My mom told me that my birth mom seemed nervous – not nervous for any particular reason, that's just the way she was. By hearing this and other things about her personality that people automatically noticed when they saw her, I have a feeling I got my OCD and other mind defects from her – but that's not the only thing.

During the adoption case, she was a no show most of the time. That may have been because of anxiety, I'll give her that. But it seems like she wasn't as great a person as I always thought she was.

My birth father denied that I was his kid – I have wavy hair and am short like him though – but he got custody of my big sister. Which means my mom wasn't fit to raise a kid at the time. But what I'm getting at is – I had an image in my mind that's been there forever. But now it's been shattered with reality. My dad was 20 years older than my mom. Her family rejected her – so she was looking for that father figure. Because of my daddy complex then and now I feel like I may become like her and it's terrifying to me.

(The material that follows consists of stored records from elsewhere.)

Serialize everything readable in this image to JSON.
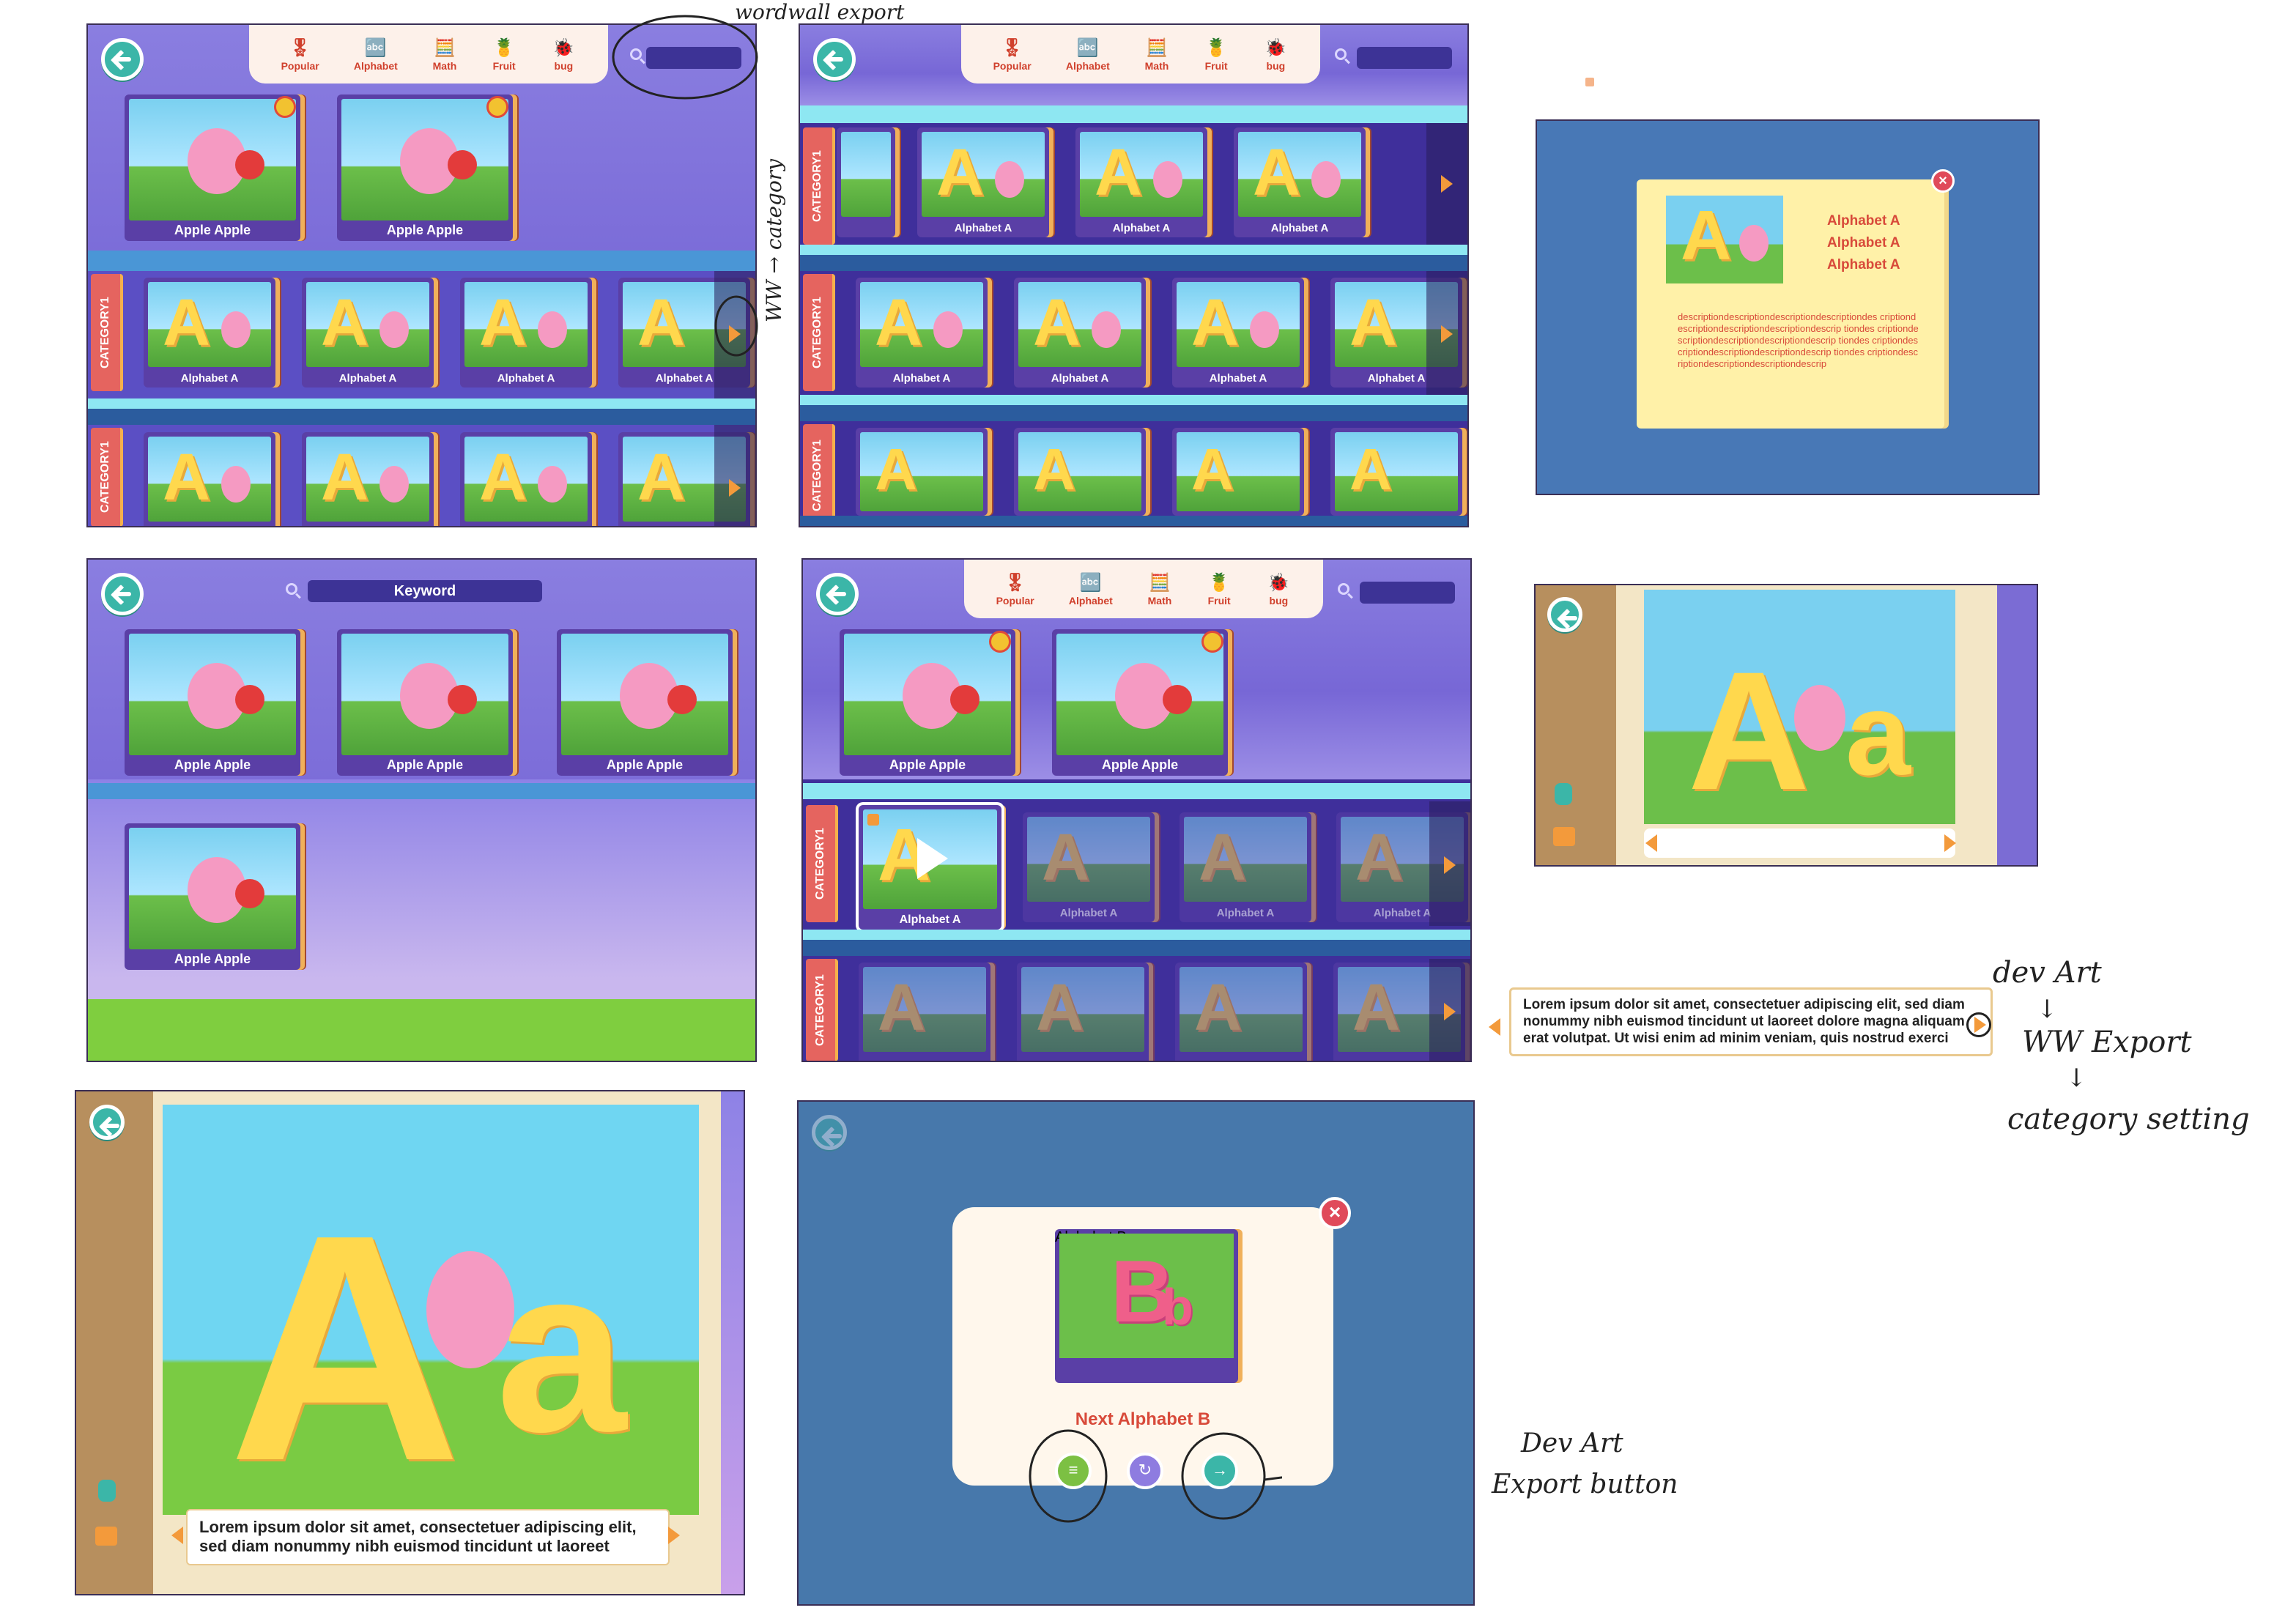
{
  "categories": [
    {
      "label": "Popular",
      "icon": "ribbon-icon"
    },
    {
      "label": "Alphabet",
      "icon": "abc-icon"
    },
    {
      "label": "Math",
      "icon": "calculator-icon"
    },
    {
      "label": "Fruit",
      "icon": "pineapple-icon"
    },
    {
      "label": "bug",
      "icon": "ladybug-icon"
    }
  ],
  "category_bar_label": "CATEGORY1",
  "book_apple": "Apple Apple",
  "book_alpha": "Alphabet A",
  "book_alpha_b": "Alphabet B",
  "search_keyword": "Keyword",
  "popup": {
    "title_lines": [
      "Alphabet A",
      "Alphabet A",
      "Alphabet A"
    ],
    "description": "descriptiondescriptiondescriptiondescriptiondes criptiondescriptiondescriptiondescriptiondescrip tiondes criptiondescriptiondescriptiondescriptiondescrip tiondes criptiondescriptiondescriptiondescriptiondescrip tiondes criptiondescriptiondescriptiondescriptiondescrip"
  },
  "caption_long": "Lorem ipsum dolor sit amet, consectetuer adipiscing elit, sed diam nonummy nibh euismod tincidunt ut laoreet dolore magna aliquam erat volutpat. Ut wisi enim ad minim veniam, quis nostrud exerci",
  "caption_short": "Lorem ipsum dolor sit amet, consectetuer adipiscing elit, sed diam nonummy nibh euismod tincidunt ut laoreet",
  "next_label": "Next Alphabet B",
  "annotations": {
    "wordwall_export": "wordwall export",
    "ww_category": "WW → category",
    "dev_art": "dev Art",
    "ww_export": "WW Export",
    "category_setting": "category setting",
    "dev_art_2": "Dev Art",
    "export_button": "Export button"
  },
  "colors": {
    "accent_teal": "#3bb6a8",
    "sky_purple": "#7767d6",
    "label_red": "#d84a3a",
    "category_red": "#e5645f"
  }
}
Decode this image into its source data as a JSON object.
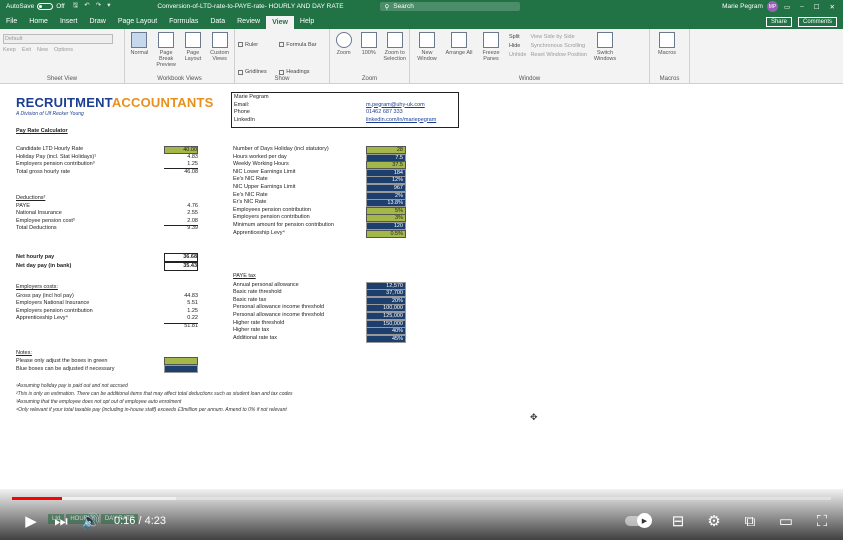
{
  "window": {
    "autosave_label": "AutoSave",
    "autosave_state": "Off",
    "title": "Conversion-of-LTD-rate-to-PAYE-rate- HOURLY AND DAY RATE",
    "search_placeholder": "Search",
    "user_name": "Marie Pegram",
    "user_initials": "MP"
  },
  "menu": {
    "tabs": [
      "File",
      "Home",
      "Insert",
      "Draw",
      "Page Layout",
      "Formulas",
      "Data",
      "Review",
      "View",
      "Help"
    ],
    "active_tab": "View",
    "share_label": "Share",
    "comments_label": "Comments"
  },
  "ribbon": {
    "sheet_view": {
      "name": "Sheet View",
      "dropdown": "Default",
      "keep": "Keep",
      "exit": "Exit",
      "new": "New",
      "options": "Options"
    },
    "workbook_views": {
      "name": "Workbook Views",
      "normal": "Normal",
      "page_break": "Page Break Preview",
      "page_layout": "Page Layout",
      "custom": "Custom Views"
    },
    "show": {
      "name": "Show",
      "ruler": "Ruler",
      "formula_bar": "Formula Bar",
      "gridlines": "Gridlines",
      "headings": "Headings"
    },
    "zoom": {
      "name": "Zoom",
      "zoom": "Zoom",
      "hundred": "100%",
      "to_selection": "Zoom to Selection"
    },
    "window": {
      "name": "Window",
      "new_window": "New Window",
      "arrange_all": "Arrange All",
      "freeze": "Freeze Panes",
      "split": "Split",
      "hide": "Hide",
      "unhide": "Unhide",
      "side_by_side": "View Side by Side",
      "sync_scroll": "Synchronous Scrolling",
      "reset_pos": "Reset Window Position",
      "switch": "Switch Windows"
    },
    "macros": {
      "name": "Macros",
      "macros": "Macros"
    }
  },
  "sheet": {
    "logo_part1": "RECRUITMENT",
    "logo_part2": "ACCOUNTANTS",
    "tagline": "A Division of Ulf Recker Young",
    "contact": [
      {
        "k": "Marie Pegram",
        "v": ""
      },
      {
        "k": "Email:",
        "v": "m.pegram@uhy-uk.com"
      },
      {
        "k": "Phone",
        "v": "01462 687 333"
      },
      {
        "k": "LinkedIn",
        "v": "linkedin.com/in/mariepegram"
      }
    ],
    "left": {
      "heading": "Pay Rate Calculator",
      "rows1": [
        {
          "label": "Candidate LTD Hourly Rate",
          "value": "40.00",
          "style": "green"
        },
        {
          "label": "Holiday Pay (incl. Stat Holidays)¹",
          "value": "4.83"
        },
        {
          "label": "Employers pension contribution³",
          "value": "1.25"
        },
        {
          "label": "Total gross hourly rate",
          "value": "46.08"
        }
      ],
      "deductions_heading": "Deductions²",
      "rows2": [
        {
          "label": "PAYE",
          "value": "4.76"
        },
        {
          "label": "National Insurance",
          "value": "2.55"
        },
        {
          "label": "Employee pension cost³",
          "value": "2.08"
        },
        {
          "label": "Total Deductions",
          "value": "9.39"
        }
      ],
      "net_hourly_label": "Net hourly pay",
      "net_hourly": "36.68",
      "net_day_label": "Net day pay (in bank)",
      "net_day": "35.43",
      "employers_heading": "Employers costs:",
      "rows3": [
        {
          "label": "Gross pay (incl hol pay)",
          "value": "44.83"
        },
        {
          "label": "Employers National Insurance",
          "value": "5.51"
        },
        {
          "label": "Employers pension contribution",
          "value": "1.25"
        },
        {
          "label": "Apprenticeship Levy⁴",
          "value": "0.22"
        },
        {
          "label": "",
          "value": "51.81"
        }
      ],
      "notes_heading": "Notes:",
      "notes": [
        "Please only adjust the boxes in green",
        "Blue boxes can be adjusted if necessary"
      ]
    },
    "right": {
      "rows1": [
        {
          "label": "Number of Days Holiday (incl statutory)",
          "value": "28",
          "style": "green"
        },
        {
          "label": "Hours worked per day",
          "value": "7.5",
          "style": "blue"
        },
        {
          "label": "Weekly Working Hours",
          "value": "37.5",
          "style": "green"
        },
        {
          "label": "NIC Lower Earnings Limit",
          "value": "184",
          "style": "blue"
        },
        {
          "label": "Ee's NIC Rate",
          "value": "12%",
          "style": "blue"
        },
        {
          "label": "NIC Upper Earnings Limit",
          "value": "967",
          "style": "blue"
        },
        {
          "label": "Ee's NIC Rate",
          "value": "2%",
          "style": "blue"
        },
        {
          "label": "Er's NIC Rate",
          "value": "13.8%",
          "style": "blue"
        },
        {
          "label": "Employees pension contribution",
          "value": "5%",
          "style": "green"
        },
        {
          "label": "Employers pension contribution",
          "value": "3%",
          "style": "green"
        },
        {
          "label": "Minimum amount for pension contribution",
          "value": "120",
          "style": "blue"
        },
        {
          "label": "Apprenticeship Levy⁴",
          "value": "0.5%",
          "style": "green"
        }
      ],
      "paye_heading": "PAYE tax",
      "rows2": [
        {
          "label": "Annual personal allowance",
          "value": "12,570"
        },
        {
          "label": "Basic rate threshold",
          "value": "37,700"
        },
        {
          "label": "Basic rate tax",
          "value": "20%"
        },
        {
          "label": "Personal allowance income threshold",
          "value": "100,000"
        },
        {
          "label": "Personal allowance income threshold",
          "value": "125,000"
        },
        {
          "label": "Higher rate threshold",
          "value": "150,000"
        },
        {
          "label": "Higher rate tax",
          "value": "40%"
        },
        {
          "label": "Additional rate tax",
          "value": "45%"
        }
      ]
    },
    "footnotes": [
      "¹Assuming holiday pay is paid out and not accrued",
      "²This is only an estimation. There can be additional items that may affect total deductions such as student loan and tax codes",
      "³Assuming that the employee does not opt out of employee auto enrolment",
      "⁴Only relevant if your total taxable pay (including in-house staff) exceeds £3million per annum. Amend to 0% if not relevant"
    ],
    "sheet_tabs": [
      "Ltd",
      "HOURLY",
      "DAY RATE"
    ]
  },
  "player": {
    "current_time": "0:16",
    "duration": "4:23",
    "time_separator": " / ",
    "progress_fraction": 0.061,
    "buffered_fraction": 0.2
  }
}
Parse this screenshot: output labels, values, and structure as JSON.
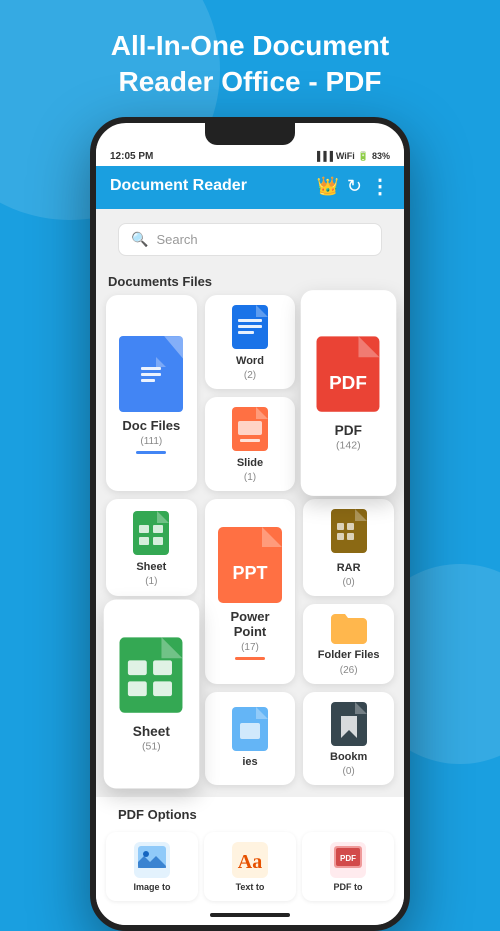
{
  "appTitle": "All-In-One Document\nReader Office - PDF",
  "statusBar": {
    "time": "12:05 PM",
    "battery": "83%"
  },
  "header": {
    "title": "Document Reader",
    "crownIcon": "👑",
    "refreshLabel": "↻",
    "moreLabel": "⋮"
  },
  "search": {
    "placeholder": "Search"
  },
  "documentsSection": {
    "title": "Documents Files",
    "cards": [
      {
        "name": "Doc Files",
        "count": "(111)",
        "type": "doc",
        "color": "blue",
        "size": "large"
      },
      {
        "name": "Word",
        "count": "(2)",
        "type": "word",
        "color": "dark-blue"
      },
      {
        "name": "PDF",
        "count": "(142)",
        "type": "pdf",
        "color": "red",
        "elevated": true
      },
      {
        "name": "Slide",
        "count": "(1)",
        "type": "slide",
        "color": "orange-slide"
      },
      {
        "name": "Sheet",
        "count": "(1)",
        "type": "sheet",
        "color": "green"
      },
      {
        "name": "Power Point",
        "count": "(17)",
        "type": "ppt",
        "color": "orange",
        "size": "large"
      },
      {
        "name": "RAR",
        "count": "(0)",
        "type": "rar",
        "color": "gold"
      },
      {
        "name": "Sheet",
        "count": "(51)",
        "type": "sheet2",
        "color": "green",
        "elevated": true
      },
      {
        "name": "Folder Files",
        "count": "(26)",
        "type": "folder"
      },
      {
        "name": "ies",
        "count": "",
        "type": "ies"
      },
      {
        "name": "Bookm",
        "count": "(0)",
        "type": "bookmark"
      }
    ]
  },
  "pdfOptions": {
    "title": "PDF Options",
    "items": [
      {
        "name": "Image to",
        "icon": "image"
      },
      {
        "name": "Text to",
        "icon": "text"
      },
      {
        "name": "PDF to",
        "icon": "pdf-convert"
      }
    ]
  }
}
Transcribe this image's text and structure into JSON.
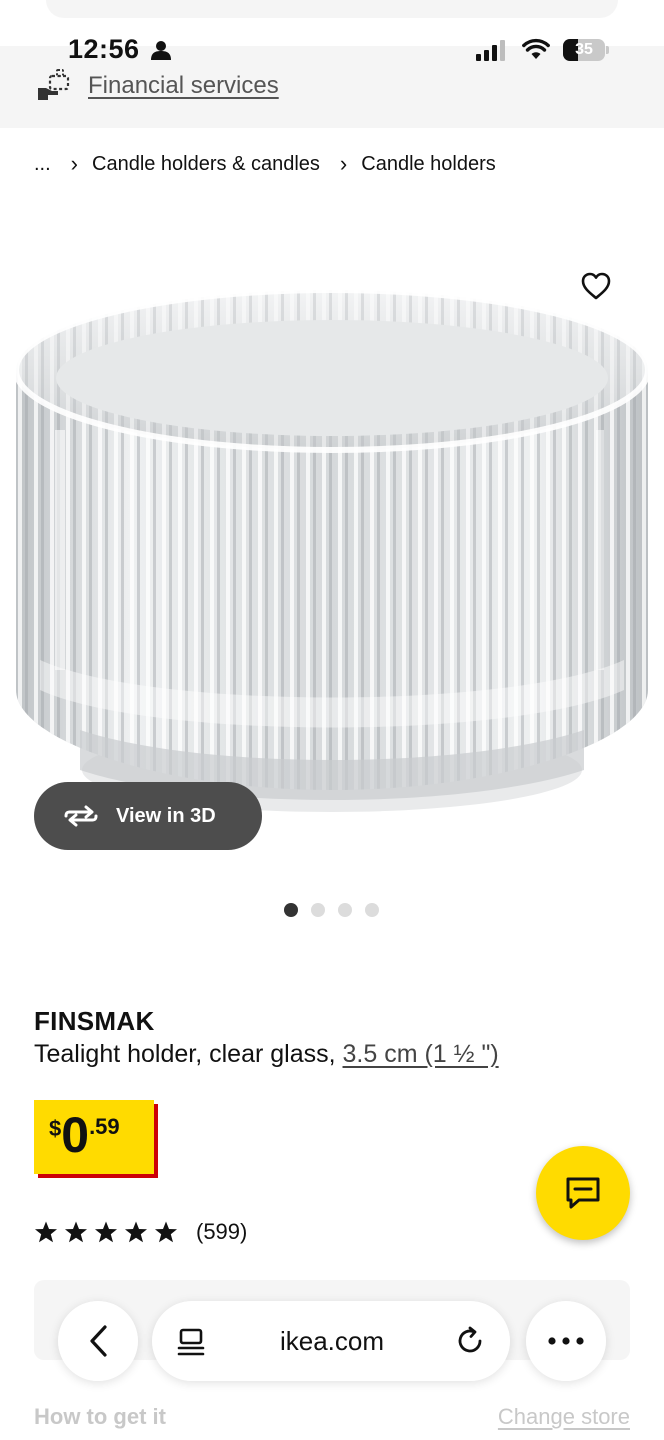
{
  "status_bar": {
    "time": "12:56",
    "battery_level": "35"
  },
  "header": {
    "financial_services_link": "Financial services"
  },
  "breadcrumb": {
    "items": [
      "...",
      "Candle holders & candles",
      "Candle holders"
    ],
    "separator": "›"
  },
  "gallery": {
    "view_3d_label": "View in 3D",
    "slide_count": 4,
    "active_slide": 1
  },
  "product": {
    "name": "FINSMAK",
    "description": "Tealight holder, clear glass, ",
    "size_link": "3.5 cm (1 ½ \")",
    "price": {
      "currency": "$",
      "integer": "0",
      "decimal": ".59"
    },
    "rating": {
      "stars": 5,
      "count": "(599)"
    }
  },
  "browser_bar": {
    "url": "ikea.com"
  },
  "footer": {
    "how_to_get_it": "How to get it",
    "change_store": "Change store"
  },
  "colors": {
    "ikea_yellow": "#ffdb00",
    "price_shadow_red": "#cc0008",
    "view3d_bg": "#4d4d4d",
    "header_bg": "#f5f5f5"
  }
}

She's not the amazing selfless woman I thought she was, it sounds like she had some real problems. And it hurts so bad thinking about her. It's making my OCD go haywire. I feel like it shouldn't be this big of a deal, but even though I feel that I keep on crying at random times. I feel sick when I'm alone. I'm going to Kentucky tomorrow – maybe that will clear my head. But after experiencing this I'm wondering how many other false realities I may have in my head.

1 Comment
  1. RainbowSprinkles 12 years ago

    You are your own person, just because issues happened to your mom doesn't mean you will become the same way. For one thing, you are seeing a therapist and that means you are aware of your anxiety issues and working to stop them. Also, if you ever truly feel yourself behaving like your mom, you always have your therapist to help you nip an issue in the bud!